"The sea is rather rough," he said. "You seem to be a good sailor."

"Yes, I am. My father had a yacht and my mother and I always went when he cruised."

This slightest glimpse of personal history—the first she had vouchsafed—the first slight lifting of the curtain which hung between them, aroused his latent curiosity.

What else lay behind that delicate, opaque veil which covered the nineteen years of her? What had been the childhood, the earlier life of this young girl whom he had found living alone with a maid and a single servant at an obscure heath outside of London?

Gently born, gently bred young girls of aristocratic precedents, don't do that sort of thing. Even if they desire to try it, they are not permitted. Also they don't go on the stage, as a rule.

Neither the sign manual, the sign visible of the theatre, nor yet that occult indefinable something characteristic of the footlights appeared to taint her personality.

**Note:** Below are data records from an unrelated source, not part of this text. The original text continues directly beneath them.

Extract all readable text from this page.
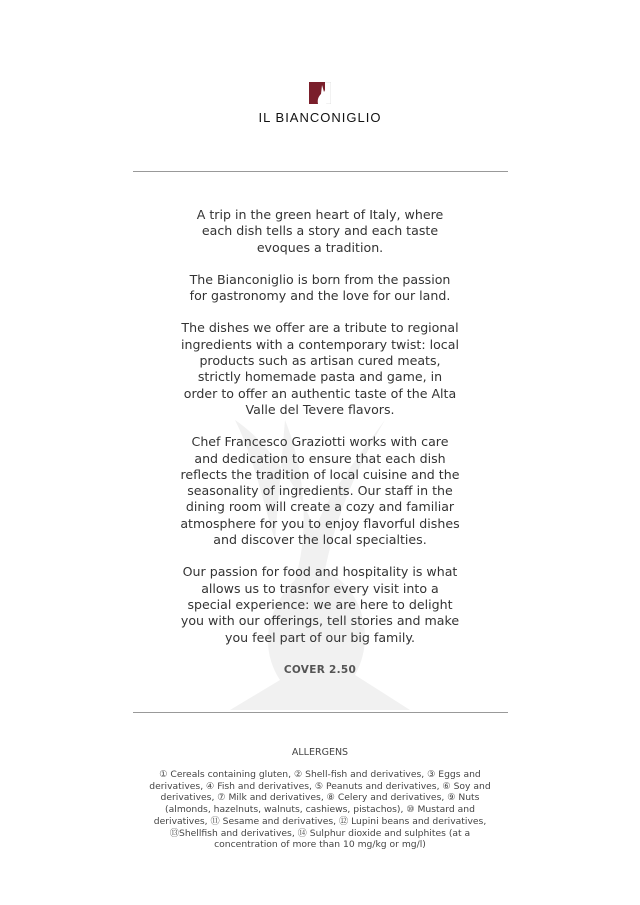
IL BIANCONIGLIO

A trip in the green heart of Italy, where each dish tells a story and each taste evoques a tradition.

The Bianconiglio is born from the passion for gastronomy and the love for our land.

The dishes we offer are a tribute to regional ingredients with a contemporary twist: local products such as artisan cured meats, strictly homemade pasta and game, in order to offer an authentic taste of the Alta Valle del Tevere flavors.

Chef Francesco Graziotti works with care and dedication to ensure that each dish reflects the tradition of local cuisine and the seasonality of ingredients. Our staff in the dining room will create a cozy and familiar atmosphere for you to enjoy flavorful dishes and discover the local specialties.

Our passion for food and hospitality is what allows us to trasnfor every visit into a special experience: we are here to delight you with our offerings, tell stories and make you feel part of our big family.

COVER 2.50
ALLERGENS
① Cereals containing gluten, ② Shell-fish and derivatives, ③ Eggs and derivatives, ④ Fish and derivatives, ⑤ Peanuts and derivatives, ⑥ Soy and derivatives, ⑦ Milk and derivatives, ⑧ Celery and derivatives, ⑨ Nuts (almonds, hazelnuts, walnuts, cashiews, pistachos), ⑩ Mustard and derivatives, ⑪ Sesame and derivatives, ⑫ Lupini beans and derivatives, ⑬Shellfish and derivatives, ⑭ Sulphur dioxide and sulphites (at a concentration of more than 10 mg/kg or mg/l)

Talented as she was undoubtedly, cultured and gently nurtured, the sum total of all her experience, her schooling, her development, and her art had resulted only in a charming harmony, not a personality aggressively accented in any single particular. Any drawing-room in any country might have contained this young girl. Homes which possess drawing-rooms breed the self-possession, the serenity, the soft voice, the winsome candour and directness of such girls as she.

She was curled up in the corner of the sofa where he had placed behind her the two pillows from the bed, and her winning blue eyes rested every few minutes upon this young man whom she had known only a few hours and whom she already, in her heart and in her mind, was calling a friend.

She had never had any among young men—never even among older men had she experienced the quiet security, the untroubled certainty of such a friendship as had begun now—as had suddenly stepped into her life, new, yet strangely familiar—a friendship that seemed instantly fully developed and satisfactory.

There appeared to be no room for doubt about it, no occasion for waiting, no uncertainty in her mind, no inclination and no thought of the lesser conventionalities which must strew elaborately the path of first acquaintance with the old, old-fashioned garlands—those prim, stiff blossoms of discretion, of propriety, of self-conscious concession to formula and tradition.